If time doesn’t allow a full week driving Iceland’s Ring Road (which circles the whole country) then the Golden Circle is a great alternative. Unless you are someone who lives for organised tours, I’d definitely recommend hiring your own car and doing it at your own pace. If you’re anything like me – a stickler for impromptu roadside photos – then you’re going to want your own car. The Golden Circle round-trip is approximately 3 hours of driving and dependent on how many spots you want to visit and how long you want to stay in each, give or take a few additional hours. The drive is surreal and almost feels like you are on another planet; beautiful valleys of mountains and farms unfold before you, while Icelandic horses line the side of the road.
From a list of many, here are my top recommendations for Iceland…
Geysers at Haukadalur
Haukadalur is a geothermal area with two famous geysers, Geysir and Strokkur. Picture a cluster of tourists hovering around mud pools waiting for the earth to spray scalding water high up into the sky. The Strokkur spurt – accompanied by a scent one could liken only to rotten egg – erupts every 5-10 minutes.
Kerid Crater Lake
If you want to marvel at the world, marvel at this. Once a typical cone-shaped volcano, the top of this volcanic crater has since collapsed into an empty magma chamber. Effortlessly contrasting the red of the crater itself and the green moss, the crater is now filled with deep blue coloured water. An unreal and dreamlike experience.
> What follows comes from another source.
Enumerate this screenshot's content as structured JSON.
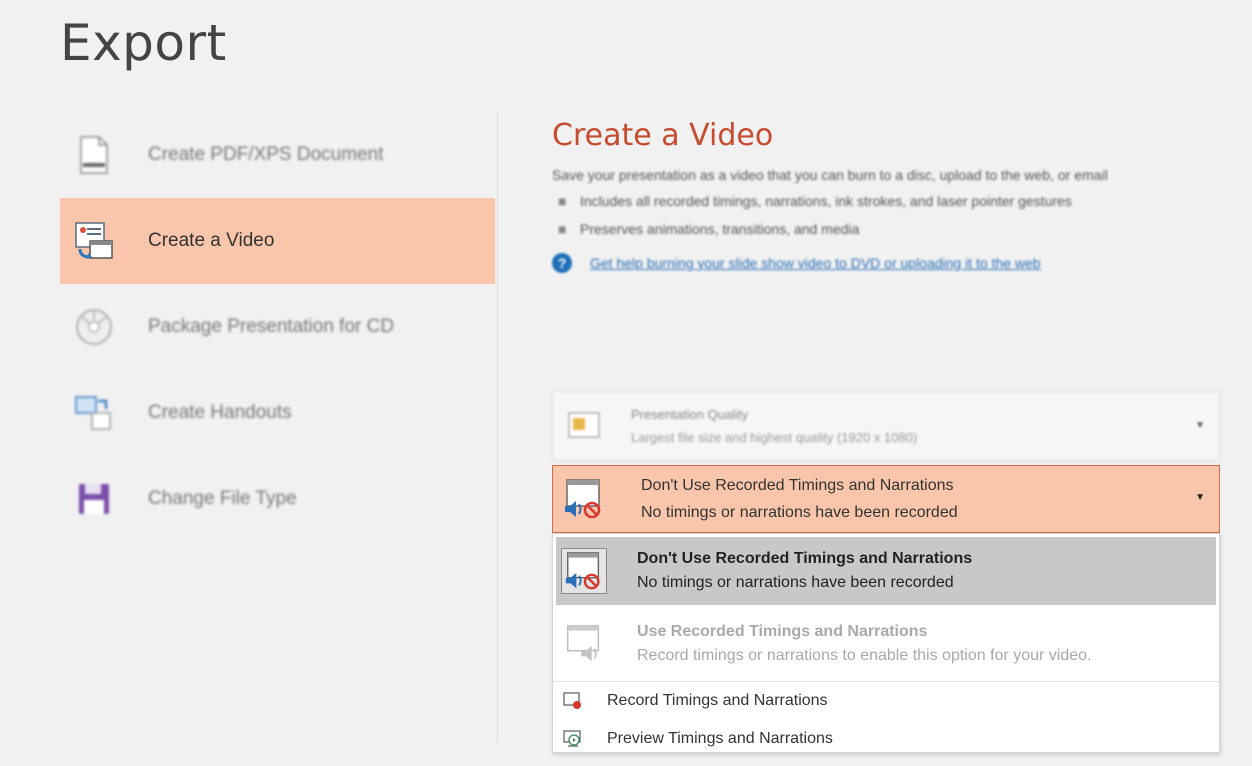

As I stood at the very edge of Iceland’s colossal Gullfoss waterfall – sprayed by freezing water, icicles and gale force wind from every direction– I made a poignant note to self that in hindsight, ripped jeans were not a good wardrobe choice for this outing.
I was blown away by the sheer magnitude of this waterfall. The fast-moving Hvita river falls over 30 metres into a crevice in the earth, producing a cascade of water unlike anything I’d ever seen.
This geothermal spa is one of the most visited attractions in Iceland – it’s a cool experience, but bursting with tourists. It’s located in a lava field in Grindavík on the Reykjanes Peninsula. Rich in minerals like silica and sulfur, it’s a man-made lagoon where you can float around in its icy-blue warm water, with a mud-mask on and a glass of wine.
Pingvellir National Park
It’s the most clearly visible junction in the world, where the earth’s crusts between European and American tectonic plates are slowly splitting away from each other. For anyone wanting a good dose of perspective, there’s nothing like looking down at a colossal fracture in the earth and being instantly reminded that you are literally just a spec of what is happening on this planet. This tectonic rift is an extraordinary thing to see, definitely add it to your Iceland agenda.
Ion Adventure Hotel
This hotel was such a treat. An abandoned inn turned luxury hotel, it’s a flawless paradigm of modern design meets Iceland’s natural landscape. It’s a really great Icelandic experience; local hot springs supply the hotel with geothermal energy and hot water and when the green lights are dancing, there’s a Northern Lights Bar where you can catch a glimpse without even having to step outside.
The partially exposed lava hot tub is phenomenal. Outdoor under the modern design of cement pillars and wrapped in locally salvaged driftwood, you look out onto the base of active volcano Mount Hengill onto a mossy green lava field – and from experience, I’d say it’s done even better with a champagne in hand.